A Question for Phyllis Tickle.

A Question for Phyllis Tickle. January 12, 2013

I have been at the Emergence Christianity gathering in Memphis for the last day and a half.  The focus of this conference is celebrating the life and work of Phyllis Tickle.  It’s been delightful to hear Phyllis speak, after praying the Divine Hours for over a decade and reading many of her other books.

Phyllis gave two lengthy talks — both astoundingly without any notes at all! — that gave shape to a historical narrative for emergence Christianity.  The basic thrust of this history was that there have been major cultural upheavals every 500 years, which coincided with major transitions in Christian history, and that we are in one of the these periods of transitions today.  This narrative is compelling and provides a meaningful explanation for the genesis of emergence Christianity today.

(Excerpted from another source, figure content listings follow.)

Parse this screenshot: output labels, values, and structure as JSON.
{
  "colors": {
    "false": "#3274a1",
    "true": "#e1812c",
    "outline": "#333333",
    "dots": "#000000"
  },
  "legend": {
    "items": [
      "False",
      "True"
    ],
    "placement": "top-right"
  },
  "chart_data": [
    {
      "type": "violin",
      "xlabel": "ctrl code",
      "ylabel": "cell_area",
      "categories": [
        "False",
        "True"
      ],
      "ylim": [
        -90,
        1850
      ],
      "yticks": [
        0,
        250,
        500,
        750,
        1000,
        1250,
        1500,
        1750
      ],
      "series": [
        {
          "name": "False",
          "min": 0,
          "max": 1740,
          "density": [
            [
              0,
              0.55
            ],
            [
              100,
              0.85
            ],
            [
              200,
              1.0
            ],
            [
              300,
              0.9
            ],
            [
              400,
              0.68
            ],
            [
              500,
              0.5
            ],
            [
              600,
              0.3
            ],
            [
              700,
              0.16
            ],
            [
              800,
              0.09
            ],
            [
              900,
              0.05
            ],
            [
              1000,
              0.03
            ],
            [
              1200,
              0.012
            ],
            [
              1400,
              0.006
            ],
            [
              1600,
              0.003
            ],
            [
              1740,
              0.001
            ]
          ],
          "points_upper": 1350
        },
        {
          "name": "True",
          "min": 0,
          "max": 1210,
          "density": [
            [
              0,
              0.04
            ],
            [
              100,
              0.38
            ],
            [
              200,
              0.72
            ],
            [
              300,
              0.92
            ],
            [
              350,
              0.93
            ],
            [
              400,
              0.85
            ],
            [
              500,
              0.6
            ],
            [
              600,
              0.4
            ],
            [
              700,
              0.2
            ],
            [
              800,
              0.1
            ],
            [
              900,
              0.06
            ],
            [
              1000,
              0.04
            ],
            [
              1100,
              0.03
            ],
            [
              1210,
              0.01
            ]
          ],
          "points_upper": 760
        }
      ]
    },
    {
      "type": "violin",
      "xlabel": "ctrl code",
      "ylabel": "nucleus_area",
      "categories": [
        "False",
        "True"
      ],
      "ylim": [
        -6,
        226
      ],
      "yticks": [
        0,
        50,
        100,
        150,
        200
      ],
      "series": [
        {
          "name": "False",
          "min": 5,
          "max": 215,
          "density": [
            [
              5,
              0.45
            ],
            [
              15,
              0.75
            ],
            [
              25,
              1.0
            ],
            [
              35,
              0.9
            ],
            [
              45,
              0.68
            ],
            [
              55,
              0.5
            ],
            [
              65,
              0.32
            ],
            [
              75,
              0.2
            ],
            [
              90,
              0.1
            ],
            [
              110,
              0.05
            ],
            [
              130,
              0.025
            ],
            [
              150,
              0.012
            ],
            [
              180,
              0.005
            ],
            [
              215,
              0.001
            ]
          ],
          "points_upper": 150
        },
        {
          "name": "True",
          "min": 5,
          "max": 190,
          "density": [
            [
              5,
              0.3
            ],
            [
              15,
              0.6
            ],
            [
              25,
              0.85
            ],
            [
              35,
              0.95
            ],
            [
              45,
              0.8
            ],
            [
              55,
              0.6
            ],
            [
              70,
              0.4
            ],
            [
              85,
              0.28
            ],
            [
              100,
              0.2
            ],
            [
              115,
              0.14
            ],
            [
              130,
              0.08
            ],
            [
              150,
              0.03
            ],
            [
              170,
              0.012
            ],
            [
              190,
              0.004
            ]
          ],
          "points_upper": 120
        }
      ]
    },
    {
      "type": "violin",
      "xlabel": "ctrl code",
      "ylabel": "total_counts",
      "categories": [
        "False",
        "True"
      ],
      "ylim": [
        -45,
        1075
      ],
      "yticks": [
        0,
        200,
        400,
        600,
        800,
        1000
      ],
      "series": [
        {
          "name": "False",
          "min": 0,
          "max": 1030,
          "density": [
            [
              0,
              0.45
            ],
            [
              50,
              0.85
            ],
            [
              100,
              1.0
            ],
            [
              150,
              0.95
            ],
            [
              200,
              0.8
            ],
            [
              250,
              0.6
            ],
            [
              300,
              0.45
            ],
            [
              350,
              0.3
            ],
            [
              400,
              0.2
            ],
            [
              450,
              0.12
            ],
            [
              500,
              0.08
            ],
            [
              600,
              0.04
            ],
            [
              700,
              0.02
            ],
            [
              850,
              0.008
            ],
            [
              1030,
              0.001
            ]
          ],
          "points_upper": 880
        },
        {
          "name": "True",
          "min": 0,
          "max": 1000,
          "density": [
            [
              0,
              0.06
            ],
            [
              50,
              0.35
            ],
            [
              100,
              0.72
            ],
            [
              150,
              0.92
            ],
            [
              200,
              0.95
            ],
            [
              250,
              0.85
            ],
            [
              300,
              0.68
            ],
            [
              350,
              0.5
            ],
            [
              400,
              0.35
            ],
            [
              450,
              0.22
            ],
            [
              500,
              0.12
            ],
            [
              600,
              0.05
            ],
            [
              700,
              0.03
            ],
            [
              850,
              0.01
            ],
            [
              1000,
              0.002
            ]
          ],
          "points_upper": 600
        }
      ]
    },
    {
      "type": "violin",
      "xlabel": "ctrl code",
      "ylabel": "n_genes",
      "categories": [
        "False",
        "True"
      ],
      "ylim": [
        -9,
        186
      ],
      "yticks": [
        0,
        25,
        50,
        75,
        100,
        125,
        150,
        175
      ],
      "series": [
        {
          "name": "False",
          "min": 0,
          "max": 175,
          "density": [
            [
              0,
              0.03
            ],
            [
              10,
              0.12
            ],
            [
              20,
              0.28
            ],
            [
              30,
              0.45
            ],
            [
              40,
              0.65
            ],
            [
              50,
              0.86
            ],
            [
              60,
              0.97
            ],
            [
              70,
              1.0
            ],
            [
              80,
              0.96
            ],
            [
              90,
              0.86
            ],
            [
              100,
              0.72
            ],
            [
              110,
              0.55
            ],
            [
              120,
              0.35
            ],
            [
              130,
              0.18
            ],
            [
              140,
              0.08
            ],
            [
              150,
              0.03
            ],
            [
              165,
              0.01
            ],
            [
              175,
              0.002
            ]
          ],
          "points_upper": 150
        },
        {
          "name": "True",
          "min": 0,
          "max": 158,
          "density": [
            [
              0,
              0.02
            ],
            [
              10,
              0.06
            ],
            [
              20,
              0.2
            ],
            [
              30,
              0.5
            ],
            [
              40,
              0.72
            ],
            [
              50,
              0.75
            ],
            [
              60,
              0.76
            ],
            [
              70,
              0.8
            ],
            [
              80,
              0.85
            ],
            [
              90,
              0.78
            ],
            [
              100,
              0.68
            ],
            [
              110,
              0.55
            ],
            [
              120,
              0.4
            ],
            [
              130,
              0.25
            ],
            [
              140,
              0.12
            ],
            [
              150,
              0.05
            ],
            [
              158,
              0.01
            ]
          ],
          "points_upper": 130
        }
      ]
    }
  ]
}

The one part, however, of this story that struck me as peculiar was Phyllis’ insistence that “the age of the Spirit” began in 1906 with the Azusa Street revivals.   I certainly agree with Phyllis that this Pentecostal movement is essential to the history of Emergence Christianity, what perplexes me though is her insistence that this was the dawning of Pentecostalism and the onset of the age of the Spirit.  It seems to me that there have movements of Pentecostal renewal throughout the history of the church, movements that were energized particuarly by the stories the Jerusalem church at Pentecost.  John Howard Yoder (and other Anabaptist scholars) have traced this history through early monastic including the desert mothers and fathers, St. Benedict, the Waldensians (and other Christian groups outside of Roman Catholicism in the late Medieval era), the Anabaptists, the Quakers (as one conference participant noted on Twitter), etc, etc.  It seems that the history of intentionally Pentecostal movements goes all the way back to … well… Pentecost.   Maybe literally speaking in tongues was a distinctive of the modern Pentecostal movement — but as some scholars have notes (drawing a blank here? Brueggemann maybe??) the speaking of tongues at Pentecost was a reversal of the curse of Babel, a breaking down of the linguistic and cultural barriers that divide humanity.  All the movements named above have embodied in their own ways this Pentecostal spirit of living out the freedom of a life where Christ has torn down the veils that divide humanity.
I love the work that Phyllis is doing and it is very meaningful for emergence Christianity, but I think it fails to convey the complexity, particuarly of the Church’s history at least in the way that I describe above and perhaps in other ways as well.

So, my question for other conference participants — or others who have read her newest book Emergence Christianity — am I off-base here? Are there points at which Phyllis’ narrative is too simplistic?  And does it matter for the work she is trying to do?